Integrating Multiomic Signatures and Inflammatory Biomarkers to Improve PTSD Diagnostic Precision in Trauma-Exposed Populations
Principle Investigators: Tamar Rodney (Nursing); Alexis Battle (Biomedical Engineering/Computer Science/Malone)
This interdisciplinary project seeks to advance the field of mental health precision care by integrating genomic biomarkers with clinical mental health screening for early identification of post-traumatic stress disorder in vulnerable populations, including youth and veterans.
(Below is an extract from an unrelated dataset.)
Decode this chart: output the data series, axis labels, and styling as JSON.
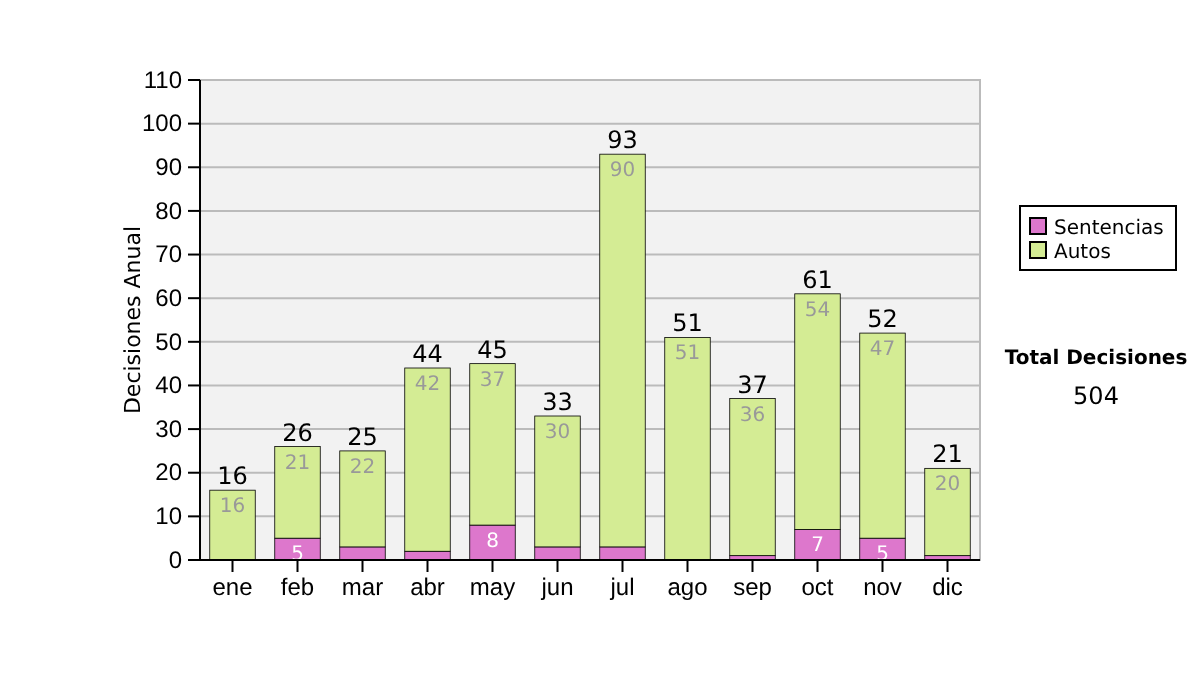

By combining psychiatric nursing and community-based trauma care with machine learning and genomics, the project aims to create a scalable, predictive tool for PTSD risk stratification. This collaboration will foster innovation at the intersection of nursing science and bioinformatics, with implications for policy reform, early intervention, and improved mental health outcomes in underserved communities.
The Malone Center Seed Grant Program aims to assist faculty and research staff with development of innovative, collaborative proposals that will advance the Malone Center mission. New partnerships and research directions are often achieved, opening up opportunities that may otherwise not come to fruition.